L&G released a structured product earlier this month offering the same coupon as an earlier version in November, despite commission being stripped out.

The Legal & General Early Bonus Plan 10 had an offer period of 5 November 2012 to 21 December 2012, offering a coupon of 16.8 per cent after two years, with a commission of 3 per cent.

However, the Legal & General Early Bonus Plan 11, on offer between 2 January and 22 February 2013, has commission stripped out but still offers the same rate.

Mr Webster added: “It is a legitimate question as to why the rates are the same, and appears to be a growing issue.”

James Harrington, head of investment implementation for L&G, denied that the firm was hoarding commission as a result of the RDR and said the coupon was the same due to funding markets.

He said: “Structured products and kick outs are linked to the funding offering by the bank that is the underlying counterparty.

“The government’s Funding for Lending Scheme means the banks do not need to pay as much as they previously did, as they can get funds elsewhere.

“When we structure a product we buy debt from the bank. That note will pay a certain return. The more they need money, the more they will pay. All of the banks can get cheap funding at the moment.”

He said the coupon also depends on volatility in the market and claimed a client is better off, as the coupon would be lower if commission were included.
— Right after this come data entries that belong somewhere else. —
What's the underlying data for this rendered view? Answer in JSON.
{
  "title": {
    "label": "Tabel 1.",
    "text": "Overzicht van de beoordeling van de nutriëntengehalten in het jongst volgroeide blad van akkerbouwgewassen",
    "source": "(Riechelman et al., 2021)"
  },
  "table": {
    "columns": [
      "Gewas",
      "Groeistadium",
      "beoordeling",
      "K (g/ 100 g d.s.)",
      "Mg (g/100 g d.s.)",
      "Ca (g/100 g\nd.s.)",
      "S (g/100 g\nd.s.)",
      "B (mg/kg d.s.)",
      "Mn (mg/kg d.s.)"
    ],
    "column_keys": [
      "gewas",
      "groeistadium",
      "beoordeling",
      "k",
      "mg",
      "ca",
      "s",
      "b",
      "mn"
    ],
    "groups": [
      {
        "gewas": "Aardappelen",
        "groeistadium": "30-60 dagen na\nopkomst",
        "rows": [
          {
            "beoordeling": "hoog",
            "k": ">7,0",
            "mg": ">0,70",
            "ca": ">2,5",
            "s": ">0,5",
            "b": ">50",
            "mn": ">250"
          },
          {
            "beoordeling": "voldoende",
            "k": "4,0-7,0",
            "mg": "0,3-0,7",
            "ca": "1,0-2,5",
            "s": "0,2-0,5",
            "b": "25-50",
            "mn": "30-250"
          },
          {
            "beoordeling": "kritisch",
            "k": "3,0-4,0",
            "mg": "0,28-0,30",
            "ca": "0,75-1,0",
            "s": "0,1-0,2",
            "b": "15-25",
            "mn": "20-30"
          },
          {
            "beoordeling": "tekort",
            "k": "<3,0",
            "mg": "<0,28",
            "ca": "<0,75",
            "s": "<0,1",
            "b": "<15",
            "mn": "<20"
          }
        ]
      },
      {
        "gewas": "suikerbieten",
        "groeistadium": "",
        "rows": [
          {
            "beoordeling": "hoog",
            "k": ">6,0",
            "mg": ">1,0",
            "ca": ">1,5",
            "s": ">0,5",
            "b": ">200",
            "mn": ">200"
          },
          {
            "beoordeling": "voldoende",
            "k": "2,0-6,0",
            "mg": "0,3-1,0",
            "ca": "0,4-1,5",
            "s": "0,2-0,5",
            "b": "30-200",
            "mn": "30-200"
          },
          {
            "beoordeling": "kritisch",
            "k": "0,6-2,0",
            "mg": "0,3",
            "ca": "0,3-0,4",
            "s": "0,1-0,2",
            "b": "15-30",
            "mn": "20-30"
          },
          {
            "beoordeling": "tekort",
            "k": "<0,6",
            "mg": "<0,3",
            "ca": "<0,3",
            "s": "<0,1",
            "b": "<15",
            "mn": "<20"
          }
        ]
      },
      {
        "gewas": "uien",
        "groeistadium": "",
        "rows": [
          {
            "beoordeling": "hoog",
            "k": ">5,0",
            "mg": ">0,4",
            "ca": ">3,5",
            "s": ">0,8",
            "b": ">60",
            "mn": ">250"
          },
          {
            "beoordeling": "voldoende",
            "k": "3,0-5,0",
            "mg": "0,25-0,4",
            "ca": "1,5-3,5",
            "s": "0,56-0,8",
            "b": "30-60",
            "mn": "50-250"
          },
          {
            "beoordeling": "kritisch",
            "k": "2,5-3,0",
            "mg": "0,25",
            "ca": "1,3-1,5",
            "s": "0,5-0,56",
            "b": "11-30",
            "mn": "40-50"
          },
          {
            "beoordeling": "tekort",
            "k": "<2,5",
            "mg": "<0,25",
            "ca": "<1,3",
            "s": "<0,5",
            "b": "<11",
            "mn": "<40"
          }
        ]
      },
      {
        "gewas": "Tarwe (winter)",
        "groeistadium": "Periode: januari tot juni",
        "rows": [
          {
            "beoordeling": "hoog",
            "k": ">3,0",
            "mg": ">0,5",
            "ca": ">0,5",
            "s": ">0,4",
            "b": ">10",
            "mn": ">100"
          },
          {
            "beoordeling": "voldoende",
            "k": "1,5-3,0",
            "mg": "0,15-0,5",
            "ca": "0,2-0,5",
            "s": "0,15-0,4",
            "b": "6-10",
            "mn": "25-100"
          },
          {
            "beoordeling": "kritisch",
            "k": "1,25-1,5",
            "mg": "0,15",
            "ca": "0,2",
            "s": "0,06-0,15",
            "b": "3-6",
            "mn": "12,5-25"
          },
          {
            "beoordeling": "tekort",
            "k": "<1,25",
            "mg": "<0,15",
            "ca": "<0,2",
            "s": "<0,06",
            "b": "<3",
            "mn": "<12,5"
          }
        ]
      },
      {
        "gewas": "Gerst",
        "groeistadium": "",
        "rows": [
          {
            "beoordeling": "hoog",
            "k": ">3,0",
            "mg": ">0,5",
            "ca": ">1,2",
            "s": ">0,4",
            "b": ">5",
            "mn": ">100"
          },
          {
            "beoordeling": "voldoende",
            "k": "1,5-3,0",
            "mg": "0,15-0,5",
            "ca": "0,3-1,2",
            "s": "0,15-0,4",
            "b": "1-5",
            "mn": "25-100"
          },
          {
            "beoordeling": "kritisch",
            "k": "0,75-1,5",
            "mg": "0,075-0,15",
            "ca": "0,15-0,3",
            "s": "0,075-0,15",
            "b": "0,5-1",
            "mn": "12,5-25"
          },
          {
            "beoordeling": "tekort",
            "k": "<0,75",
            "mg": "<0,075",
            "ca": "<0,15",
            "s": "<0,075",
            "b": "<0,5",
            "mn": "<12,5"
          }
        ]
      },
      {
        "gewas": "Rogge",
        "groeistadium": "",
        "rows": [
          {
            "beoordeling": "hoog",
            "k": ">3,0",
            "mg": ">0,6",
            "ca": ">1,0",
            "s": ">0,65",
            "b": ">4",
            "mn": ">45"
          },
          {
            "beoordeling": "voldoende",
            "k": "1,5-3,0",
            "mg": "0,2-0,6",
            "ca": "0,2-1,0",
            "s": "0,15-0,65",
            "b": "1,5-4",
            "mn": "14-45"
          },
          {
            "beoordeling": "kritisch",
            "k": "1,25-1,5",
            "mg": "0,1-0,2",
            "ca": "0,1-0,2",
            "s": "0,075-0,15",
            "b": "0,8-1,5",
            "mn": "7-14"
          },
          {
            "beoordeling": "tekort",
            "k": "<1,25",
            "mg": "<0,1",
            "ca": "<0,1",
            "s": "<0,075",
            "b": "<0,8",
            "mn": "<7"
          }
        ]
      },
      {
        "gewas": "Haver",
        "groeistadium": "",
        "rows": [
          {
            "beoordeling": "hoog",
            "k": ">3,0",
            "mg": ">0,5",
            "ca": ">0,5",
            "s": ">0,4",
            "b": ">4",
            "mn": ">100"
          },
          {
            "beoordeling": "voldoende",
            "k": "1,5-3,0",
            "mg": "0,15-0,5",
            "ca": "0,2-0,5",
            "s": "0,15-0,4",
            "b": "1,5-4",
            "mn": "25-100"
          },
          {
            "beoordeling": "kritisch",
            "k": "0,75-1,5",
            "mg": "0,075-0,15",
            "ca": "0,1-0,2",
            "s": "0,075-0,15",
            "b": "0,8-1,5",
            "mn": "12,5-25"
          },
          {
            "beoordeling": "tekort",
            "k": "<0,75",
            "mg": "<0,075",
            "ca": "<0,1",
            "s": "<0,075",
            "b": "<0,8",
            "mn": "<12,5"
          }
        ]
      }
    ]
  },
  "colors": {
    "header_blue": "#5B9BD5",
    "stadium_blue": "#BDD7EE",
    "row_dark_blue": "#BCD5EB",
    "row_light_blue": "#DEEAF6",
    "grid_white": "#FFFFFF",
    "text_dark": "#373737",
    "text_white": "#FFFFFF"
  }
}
It comes despite industry commentators claiming that the RDR would be a boost for structured products.

Ian Lowes, managing director for Lowes Financial Management, and founder of Structured Product Review admitted structured products had offered better coupons in the past, but said: “There either needs to be increased funding rates or increased volatility to improve rates. This has happened a few times before, it is just part of the cycle.”

Last week, Steve Laird, director of Belfast-based Carrington Wealth Management, said he believed many fund management groups were charging the same AMC (normally 1.5 per cent) as they had charged in 2012, despite not having to pay advisers trail commission in the post-RDR environment.

Earlier this month, sister publication FTAdviser revealed that MetLife had written to advisers, stating it was increasing the AMC on its Income for Life Bond in the wake of the RDR, claiming harsher tax treatment of adviser charging than commission.

A spokesman for MetLife said he expected the practice to be widespread in the market, adding: “When commission was paid the charge was treated as a business expense and reduced the amount of tax we had to pay.”